O dilema da criação de filhos no Brasil: a ética compensa? Pais temem ensinar virtudes às crianças e torná-las presas fáceis em um país onde o dever e a verdade parecem vencidos pela mania de levar vantagem. É um velho dilema. Filósofos gregos já se faziam a pergunta há mais de vinte séculos: uns defendiam que fazer o que é correto, o que deve ser feito, é o caminho para a felicidade; outros argumentavam que tal conciliação é impossível.
"Jesus disse: ou você serve a DEUS, ou a Mamon..." |
O dilema vive no Brasil hoje. E
se acirrou há poucas semanas com a publicação do artigo
do economista Gustavo Ioschpe, colunista de VEJA, intitulado "Devo
educar meus filhos para serem éticos?" Ioschpe revelou a apreensão de
criar filhos em uma nação às voltas com problemas éticos de estaturas variadas
— da ausência de pontualidade para compromissos à ausência de honestidade para
governar.
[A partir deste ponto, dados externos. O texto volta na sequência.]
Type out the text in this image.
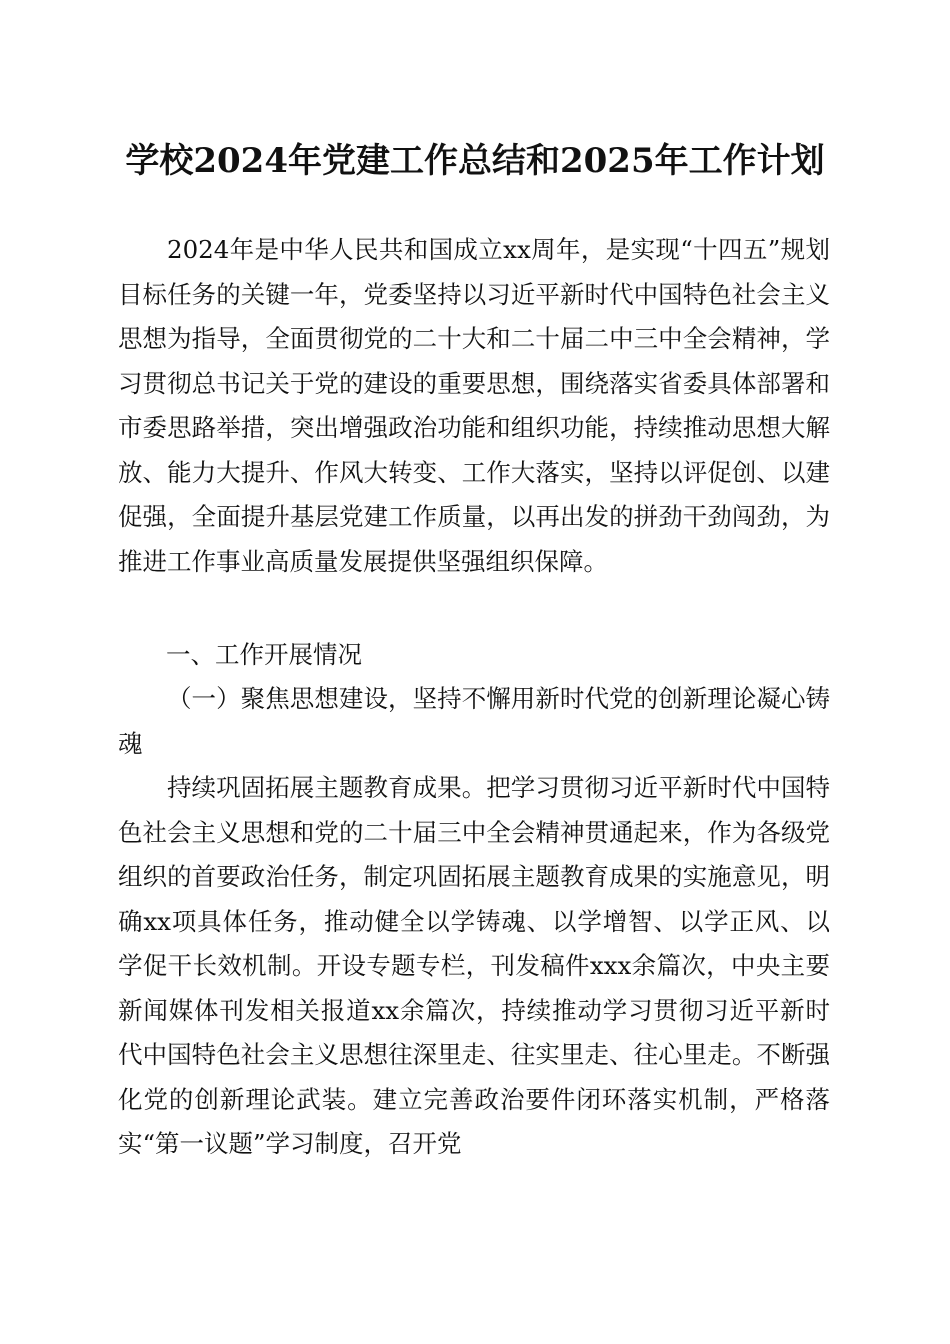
学校2024年党建工作总结和2025年工作计划

2024年是中华人民共和国成立xx周年，是实现“十四五”规划目标任务的关键一年，党委坚持以习近平新时代中国特色社会主义思想为指导，全面贯彻党的二十大和二十届二中三中全会精神，学习贯彻总书记关于党的建设的重要思想，围绕落实省委具体部署和市委思路举措，突出增强政治功能和组织功能，持续推动思想大解放、能力大提升、作风大转变、工作大落实，坚持以评促创、以建促强，全面提升基层党建工作质量，以再出发的拼劲干劲闯劲，为推进工作事业高质量发展提供坚强组织保障。

一、工作开展情况

（一）聚焦思想建设，坚持不懈用新时代党的创新理论凝心铸魂

持续巩固拓展主题教育成果。把学习贯彻习近平新时代中国特色社会主义思想和党的二十届三中全会精神贯通起来，作为各级党组织的首要政治任务，制定巩固拓展主题教育成果的实施意见，明确xx项具体任务，推动健全以学铸魂、以学增智、以学正风、以学促干长效机制。开设专题专栏，刊发稿件xxx余篇次，中央主要新闻媒体刊发相关报道xx余篇次，持续推动学习贯彻习近平新时代中国特色社会主义思想往深里走、往实里走、往心里走。不断强化党的创新理论武装。建立完善政治要件闭环落实机制，严格落实“第一议题”学习制度，召开党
A certa altura, ele apresentou assim seu dilema: "Será que o
melhor que poderia fazer para preparar meus filhos para viver no Brasil seria
não aprisioná-los na cela da consciência, do diálogo consigo mesmos, da
preocupação com a integridade?" Foi a senha para que milhares de leitores
se manifestassem, compartilhando apreensão idêntica.
Mais de 30.000 pessoas
recomendaram o texto, reproduzido em VEJA.com, utilizando recurso do Facebook;
centenas deixaram comentários ao artigo e espalharam as ideias contidas nele
pela internet. Muitos aproveitaram a ocasião para contar suas histórias, seus
dilemas. É o caso de Márcia Costa e dos demais pais ouvidos nesta reportagem.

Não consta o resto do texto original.